Inspired by the vision of Jack Baskin and Peggy Downes Baskin and first piloted in 2006, the program is a collaborative effort between EPC, the Baskin School of Engineering, and the Santa Cruz County Office of Education. EPC secured additional grant funding this year from the S.D. Bechtel, Jr., Foundation; the AAUW Educational Foundation; and Cisco Foundation.

High school students also gave top marks to the California State Summer School for Mathematics and Science (COSMOS) program, a four-week residential program that offered 150 students an unparalleled opportunity to work side-by-side with outstanding researchers and university faculty, covering topics that extend beyond the typical high school curriculum.

UCSC faculty taught nine clusters, ranging from chemistry, robots, and nanotechnology to marine mammals and video game design. COSMOS Discovery Lectures featured special research presentations by UCSC faculty and other scientists, and students participated in the Intel Research Award Poster Presentation Competition, as well as workshops on graduate school, applying to UC, and financial aid. Field trips offered students behind-the-scenes access to Long Marine Laboratory, the Seymour Marine Discovery Center, the Monterey Bay Aquarium Research Institute, Natural Bridges State Park, Lick Observatory, the Stanford Linear Accelerator Center, and Año Nuevo State Reserve.
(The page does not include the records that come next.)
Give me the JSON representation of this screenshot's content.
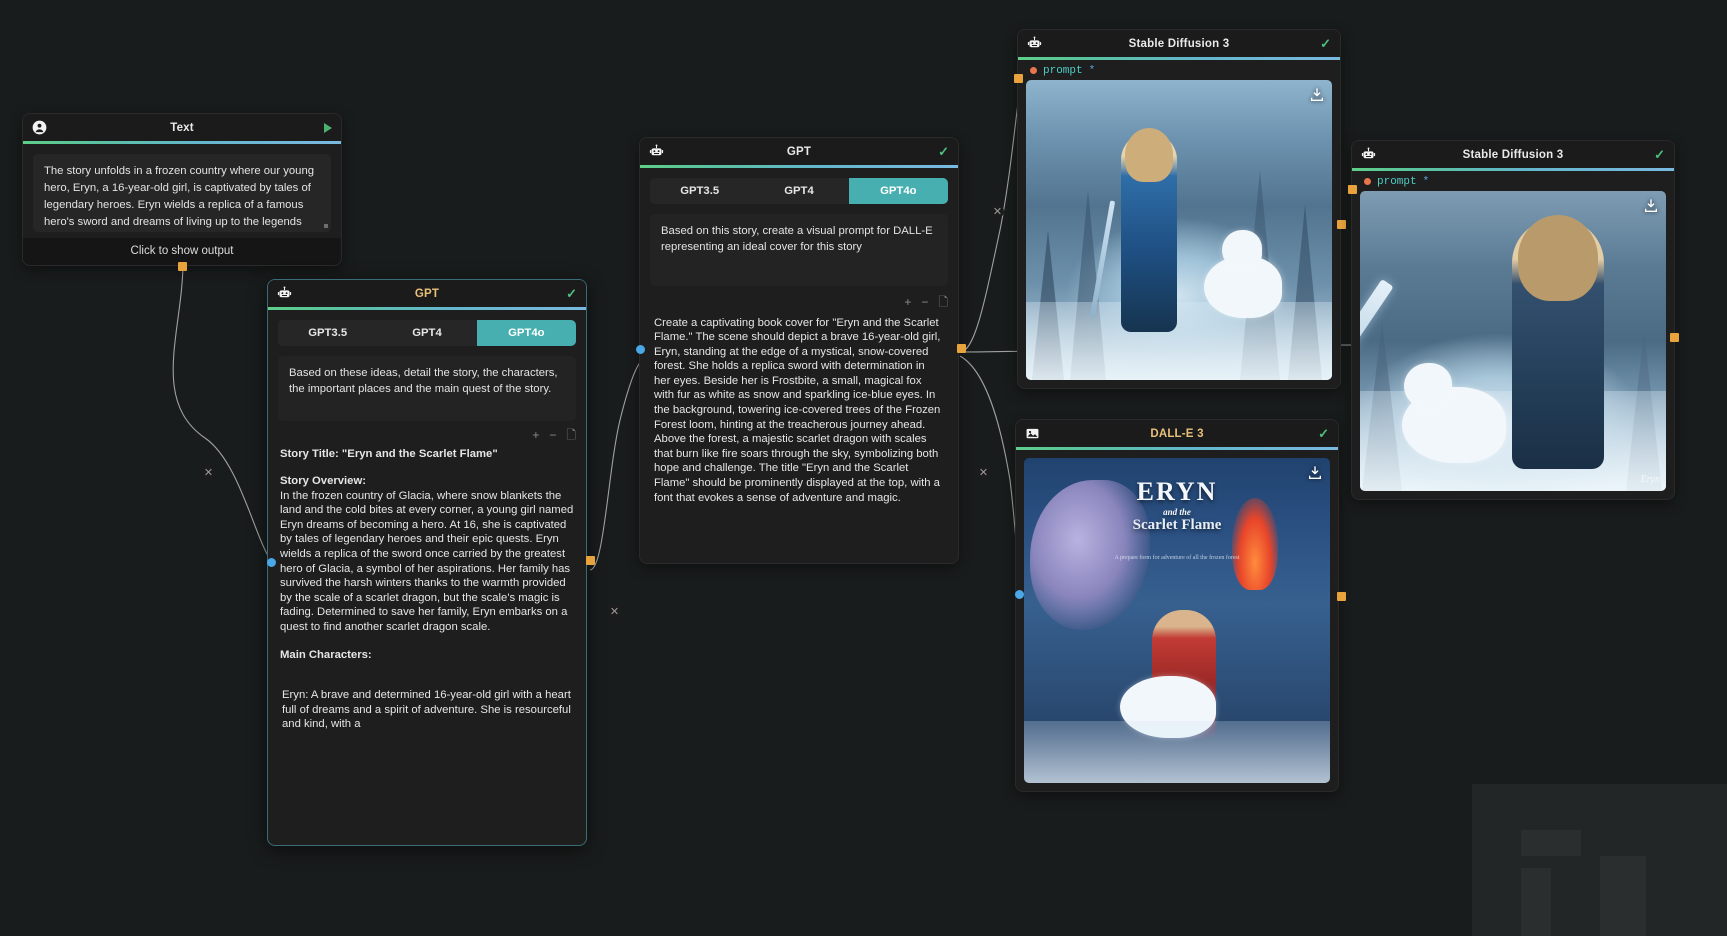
{
  "canvas": {
    "background": "#181818",
    "accent_teal": "#47afb0",
    "accent_green": "#5fcf8a",
    "port_orange": "#e8a33d",
    "port_blue": "#4aa8e8"
  },
  "nodes": {
    "text_node": {
      "title": "Text",
      "icon": "user-icon",
      "run_icon": "play-icon",
      "value": "The story unfolds in a frozen country where our young hero, Eryn, a 16-year-old girl, is captivated by tales of legendary heroes. Eryn wields a replica of a famous hero's sword and dreams of living up to the legends she's always admired. Her",
      "footer_label": "Click to show output"
    },
    "gpt_story": {
      "title": "GPT",
      "icon": "robot-icon",
      "status_icon": "check-icon",
      "tabs": [
        "GPT3.5",
        "GPT4",
        "GPT4o"
      ],
      "active_tab": "GPT4o",
      "prompt": "Based on these ideas, detail the story, the characters, the important places and the main quest of the story.",
      "toolbar": [
        "+",
        "−",
        "copy-icon"
      ],
      "output": {
        "title_line": "Story Title: \"Eryn and the Scarlet Flame\"",
        "overview_heading": "Story Overview:",
        "overview_body": "In the frozen country of Glacia, where snow blankets the land and the cold bites at every corner, a young girl named Eryn dreams of becoming a hero. At 16, she is captivated by tales of legendary heroes and their epic quests. Eryn wields a replica of the sword once carried by the greatest hero of Glacia, a symbol of her aspirations. Her family has survived the harsh winters thanks to the warmth provided by the scale of a scarlet dragon, but the scale's magic is fading. Determined to save her family, Eryn embarks on a quest to find another scarlet dragon scale.",
        "characters_heading": "Main Characters:",
        "characters_body": "Eryn: A brave and determined 16-year-old girl with a heart full of dreams and a spirit of adventure. She is resourceful and kind, with a"
      }
    },
    "gpt_prompt": {
      "title": "GPT",
      "icon": "robot-icon",
      "status_icon": "check-icon",
      "tabs": [
        "GPT3.5",
        "GPT4",
        "GPT4o"
      ],
      "active_tab": "GPT4o",
      "prompt": "Based on this story, create a visual prompt for DALL-E representing an ideal cover for this story",
      "toolbar": [
        "+",
        "−",
        "copy-icon"
      ],
      "output": "Create a captivating book cover for \"Eryn and the Scarlet Flame.\" The scene should depict a brave 16-year-old girl, Eryn, standing at the edge of a mystical, snow-covered forest. She holds a replica sword with determination in her eyes. Beside her is Frostbite, a small, magical fox with fur as white as snow and sparkling ice-blue eyes. In the background, towering ice-covered trees of the Frozen Forest loom, hinting at the treacherous journey ahead. Above the forest, a majestic scarlet dragon with scales that burn like fire soars through the sky, symbolizing both hope and challenge. The title \"Eryn and the Scarlet Flame\" should be prominently displayed at the top, with a font that evokes a sense of adventure and magic."
    },
    "sd_top": {
      "title": "Stable Diffusion 3",
      "icon": "robot-icon",
      "status_icon": "check-icon",
      "port_label": "prompt",
      "port_required": "*",
      "download_icon": "download-icon",
      "image_alt": "Eryn in blue cloak with sword beside white fox in snowy forest"
    },
    "sd_right": {
      "title": "Stable Diffusion 3",
      "icon": "robot-icon",
      "status_icon": "check-icon",
      "port_label": "prompt",
      "port_required": "*",
      "download_icon": "download-icon",
      "image_alt": "Eryn holding a large icy sword with white fox in a snowy landscape",
      "signature": "Eryn"
    },
    "dalle": {
      "title": "DALL-E 3",
      "icon": "image-icon",
      "status_icon": "check-icon",
      "download_icon": "download-icon",
      "cover": {
        "line1": "ERYN",
        "line2": "and the",
        "line3": "Scarlet Flame",
        "subtitle": "A prepare form for adventure of all the frozen forest"
      }
    }
  }
}
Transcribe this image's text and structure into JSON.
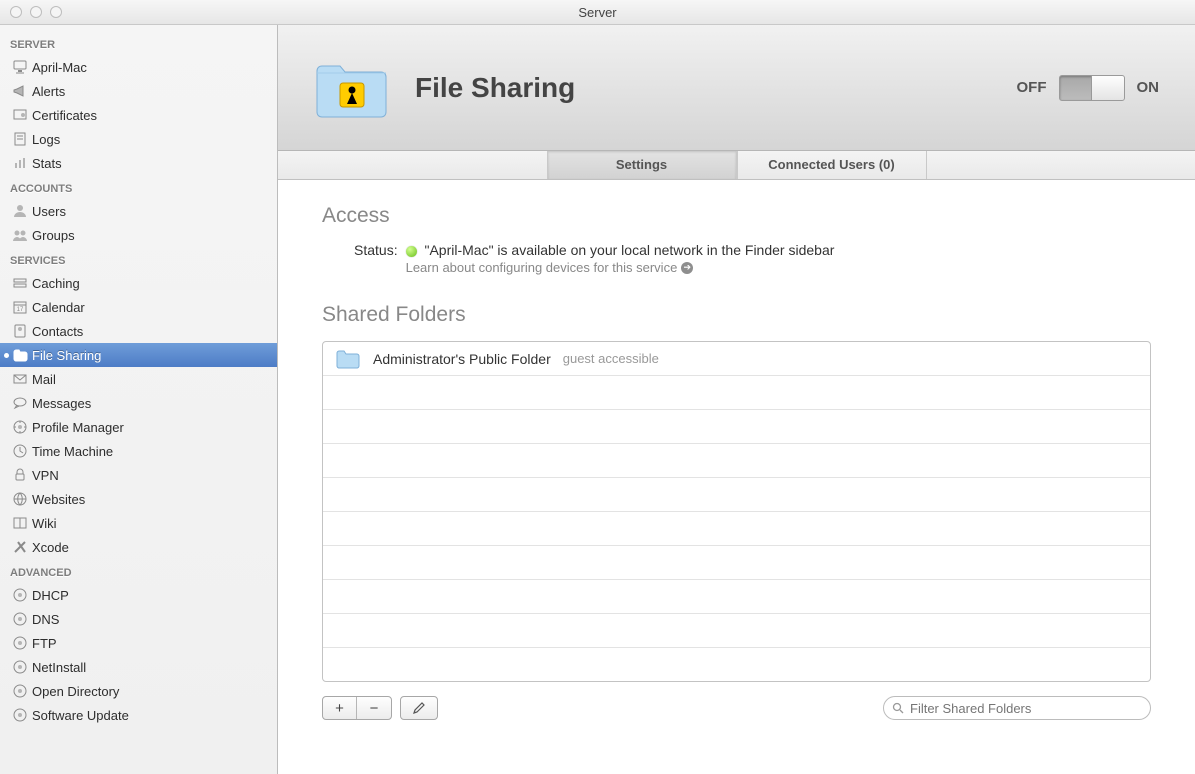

"Working in a real research lab and talking to actual researchers taught me a lot about real science," said COSMOS 2007 participant Gerald Junsay. "These four weeks gave me a whole new look at the field of science and math, and helped me realize I belong in the field."

COSMOS alumni are eligible to receive research awards and college scholarships and to attend the annual California Nobel Laureate event. This summer, 15 alumni participated in a six-week, full-time internship program at Cisco Systems. In addition, the COSMOS Teacher Fellow program pairs local math and science teachers with UCSC faculty; this year, the program included students in the Cal Teach program.

Finally, 100 ninth-grade students from the Pajaro Valley Unified School District convened at College 9 for the Summer Youth Leadership Conference (SYLC), a collaboration between EPC and Migrant Education Region XI. The three-day residential program focused on developing students' academic and leadership skills.

"Since the first SYLC, this conference has proven to change the mindset of traditionally non-college-going students," said EPC college facilitator Sofia Diaz. "It has created great high school leaders who have gone on to achieve their college aspirations, all the while creating a path for their peers and future generations to do the same."

The conference focused on developing students' leadership qualities and creating a cohort of "college ambassadors" who will become resources for their peers. The goal is to help students make a successful transition from middle school to high school; workshops included sessions on test taking, writing, and study skills. Students also learned about the A-G high school course pattern for college eligibility and high school "do's and don'ts."

High school peer mentors and undergraduate academic interns, including two UCSC students, are heavily involved in the planning process and are responsible for facilitating all group discussions and leading activities, said Diaz. "They are essential to the success of SYLC, because peer-to-peer outreach is an important part of leadership development," she said.

"Being able to help students make positive decisions and planting that little seed of motivation to reach higher education is such an amazing feeling," said peer mentor Monica Santana. "The best part of it all has been seeing my little brother participating and helping us all share, inspire, and create the leaders of the future."